[erlang-questions] erlang:raise/3 considered harmful?

zxq9 zxq9@REDACTED
Sat May 14 14:27:36 CEST 2016


On 2016年5月14日 土曜日 13:48:20 Per Hedeland wrote:
> Hi,
> 
> I happened to want something like erlang:raise/3 for a library function
> - I didn't think it existed:-), but found that it does, although it
> comes with a semi-dire warning. The loop/3 function below does exactly
> what I want, specifically: if the fun provided by the caller of
> interate/3 crashes, the caller gets the same exception as if there had
> been no try ... catch, can handle it with hir own try/catch or not, but
> in any case receives full information about *what* went wrong in hir fun
> - all while the "protocol" spoken over the socket remains in sync.
> 
> So, to take heed of the warning - is there a way to write an equivalent
> function *without* using raise/3 - or should it just be considered a
> case of "you really know what you are doing"? I believe I am of
> course:-), but I also think that the code below is a perfectly
> reasonable implementation of a side-effecty library function, and has no
> more to do with debugging or knowing what you're doing than any other
> code...

Two things:

1- Exceptions do indeed suck -- there is usually a better way to deal
   with errors in almost every case.
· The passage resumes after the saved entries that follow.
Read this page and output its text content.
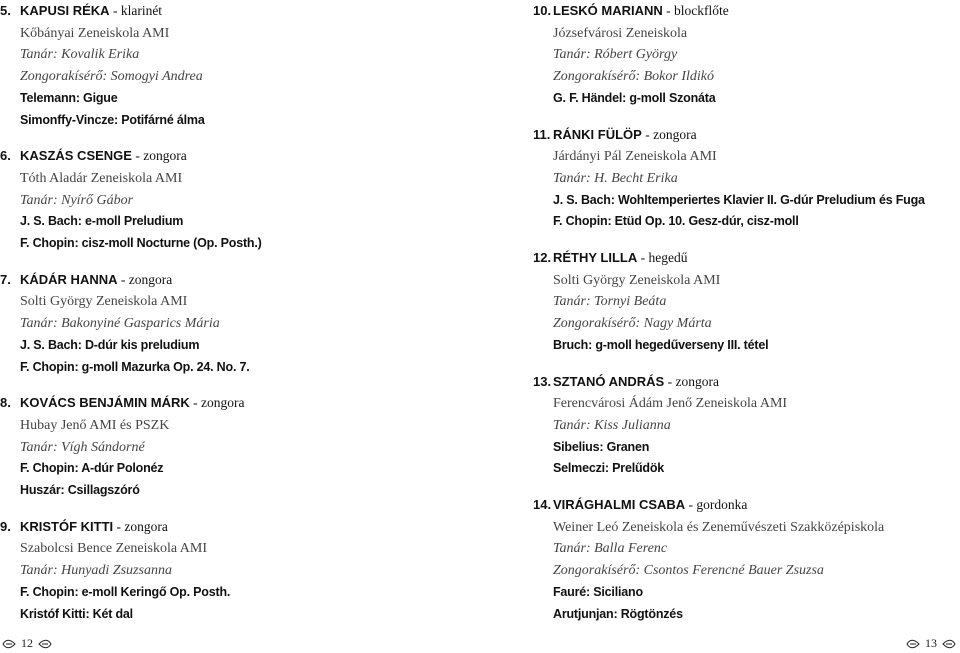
5. KAPUSI RÉKA - klarinét
Kőbányai Zeneiskola AMI
Tanár: Kovalik Erika
Zongorakísérő: Somogyi Andrea
Telemann: Gigue
Simonffy-Vincze: Potifárné álma
6. KASZÁS CSENGE - zongora
Tóth Aladár Zeneiskola AMI
Tanár: Nyírő Gábor
J. S. Bach: e-moll Preludium
F. Chopin: cisz-moll Nocturne (Op. Posth.)
7. KÁDÁR HANNA - zongora
Solti György Zeneiskola AMI
Tanár: Bakonyiné Gasparics Mária
J. S. Bach: D-dúr kis preludium
F. Chopin: g-moll Mazurka Op. 24. No. 7.
8. KOVÁCS BENJÁMIN MÁRK - zongora
Hubay Jenő AMI és PSZK
Tanár: Vígh Sándorné
F. Chopin: A-dúr Polonéz
Huszár: Csillagszóró
9. KRISTÓF KITTI - zongora
Szabolcsi Bence Zeneiskola AMI
Tanár: Hunyadi Zsuzsanna
F. Chopin: e-moll Keringő Op. Posth.
Kristóf Kitti: Két dal
10. LESKÓ MARIANN - blockflőte
Józsefvárosi Zeneiskola
Tanár: Róbert György
Zongorakísérő: Bokor Ildikó
G. F. Händel: g-moll Szonáta
11. RÁNKI FÜLÖP - zongora
Járdányi Pál Zeneiskola AMI
Tanár: H. Becht Erika
J. S. Bach: Wohltemperiertes Klavier II. G-dúr Preludium és Fuga
F. Chopin: Etüd Op. 10. Gesz-dúr, cisz-moll
12. RÉTHY LILLA - hegedű
Solti György Zeneiskola AMI
Tanár: Tornyi Beáta
Zongorakísérő: Nagy Márta
Bruch: g-moll hegedűverseny III. tétel
13. SZTANÓ ANDRÁS - zongora
Ferencvárosi Ádám Jenő Zeneiskola AMI
Tanár: Kiss Julianna
Sibelius: Granen
Selmeczi: Prelűdök
14. VIRÁGHALMI CSABA - gordonka
Weiner Leó Zeneiskola és Zeneművészeti Szakközépiskola
Tanár: Balla Ferenc
Zongorakísérő: Csontos Ferencné Bauer Zsuzsa
Fauré: Siciliano
Arutjunjan: Rögtönzés
12	13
Once you start using them there is
   often a strong urge to accidentally start writing imperative Erlang,
   and that gets so ridiculous so quickly that you'll start hating your
   project.
2- In Erlang I tend to not keep lambdas around for very long as labeled
   objects (like keeping them in main loop state as in this example).

The solution?

*Usually* this purpose can be better served by changing this loop into
a primary/callback module pair, where you have passed the callback module
name in instead of a specific function. This can be as small or as large
as you want, and Erlang has a special syntax to help give you warnings
at compile-time by creating behaviors -- if you haven't done this before,
it can be very rewarding. (The other way is to have an initiator call a
function defined in some module and have the module define its own loop --
the example provided does not include enough boilerplate/"system"-handling
type code to discourage me from writing a custom module to do whatever Fun
is doing there.)

This principle is the whole basis for much of OTP, actually, and is a
structure you will almost certainly wind up re-inventing yourself given
enough time (I've re-invented OTP without realizing it at least 5 times
in different languages and environments... before I realized what was
happening.)

If you have some specific reason a primary/callbacks structure can't work
please detail it and let's see if it can be either worked around cleanly,
or if some other approach is really required.